Incidentally, someone on the Metro Facebook page recently posted that a route 107 driver turned away a passenger who tried to board the bus without wearing a mask. The comments about that post were extremely positive and basically had the tone of “YES!!” and applause, so there are obviously a lot of other people who agree that Metro needs better enforcement of the mask rule. Metro is doing such a poor job with mask enforcement that the few drivers who actually do enforce it are praised for being the exception. Mask enforcement needs to be treated as the rule, not an exception.
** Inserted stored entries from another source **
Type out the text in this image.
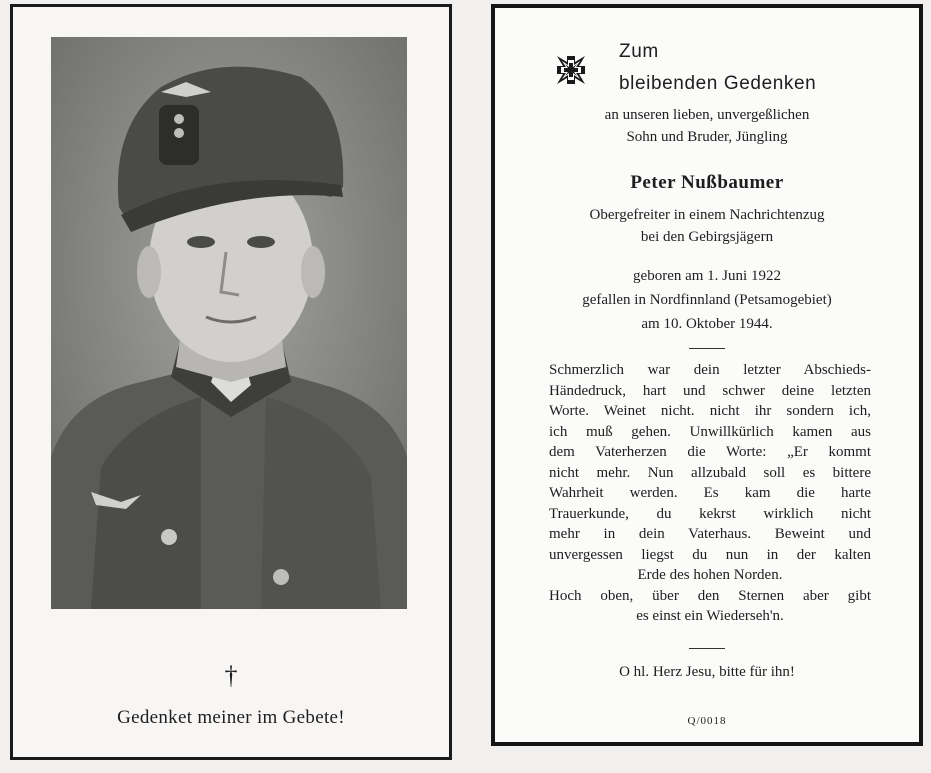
†
Gedenket meiner im Gebete!
Zum
bleibenden Gedenken
an unseren lieben, unvergeßlichen
Sohn und Bruder, Jüngling
Peter Nußbaumer
Obergefreiter in einem Nachrichtenzug
bei den Gebirgsjägern
geboren am 1. Juni 1922
gefallen in Nordfinnland (Petsamogebiet)
am 10. Oktober 1944.
Schmerzlich war dein letzter Abschieds-
Händedruck, hart und schwer deine letzten
Worte. Weinet nicht. nicht ihr sondern ich,
ich muß gehen. Unwillkürlich kamen aus
dem Vaterherzen die Worte: „Er kommt
nicht mehr. Nun allzubald soll es bittere
Wahrheit werden. Es kam die harte
Trauerkunde, du kekrst wirklich nicht
mehr in dein Vaterhaus. Beweint und
unvergessen liegst du nun in der kalten
Erde des hohen Norden.
Hoch oben, über den Sternen aber gibt
es einst ein Wiederseh'n.
O hl. Herz Jesu, bitte für ihn!
Q/0018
A lot of people no longer use Metro because they don’t feel safe around the many people who aren’t wearing masks correctly or because so many mentally unstable homeless people are causing disturbances at the bus stops and on the buses.
There are a number of busses that resemble a homeless shelter on wheels,especially early in morning ,but nearly always when it’s raining . I get it that if someone has nowhere to go, that riding a bus for hours is likely preferable to being outside when it’s 630am and 36 degrees out and raining. But…..I’ve almost gotten into altercations with some who feel that my opening the window is somehow a directly hostile action personally directed towards them . Fortunately most of those who get up to shut my window generally get the point when I block them from doing it and suggest they sit the fuck down or at very least take their disgusting odor somewhere else . Again , I don’t necessarily think anyone has more of a right to use Metro then anyone else , although honestly it pisses me the fuck off having the bus held up for some lousy tweaked out fuck giving driver same stale story as to why he doesn’t have correct colored transfer . But, there is no way I or really anyone else should accomadate some loud mouth piece of shit who wants to bully others into keeping every window on bus or the E line shut cos he and his 5 large bags filled with trash are trying to sleep and he’s cold.
Generally this is a person who loudly rants to his buddies about how COVID is a hoax and no one is going to make him wear a mask .
Think I’m overstating this?
Enjoy riding the wonderful E line from 85th headed north in the morning and see if I’m wrong !
Why is anyone without a mask permitted on the bus?
I’m not sure that your methodology would stand up to any real-world scientific analysis, and is totally misleading if all someone is doing is counting masks after a bus stop where the most people get on. I ride on a “small” bus, and when one person out of the four to six people who are riding isn’t masking up, that’s an endangerment to everyone on the bus, given that only one person is at the very infrequent bus stops. If your 40-60 person buses are capped at 50% (20-30 people), then 100-88 = 12% would be 2-4 people get to go maskless and contaminate the bus. Not something to brag about.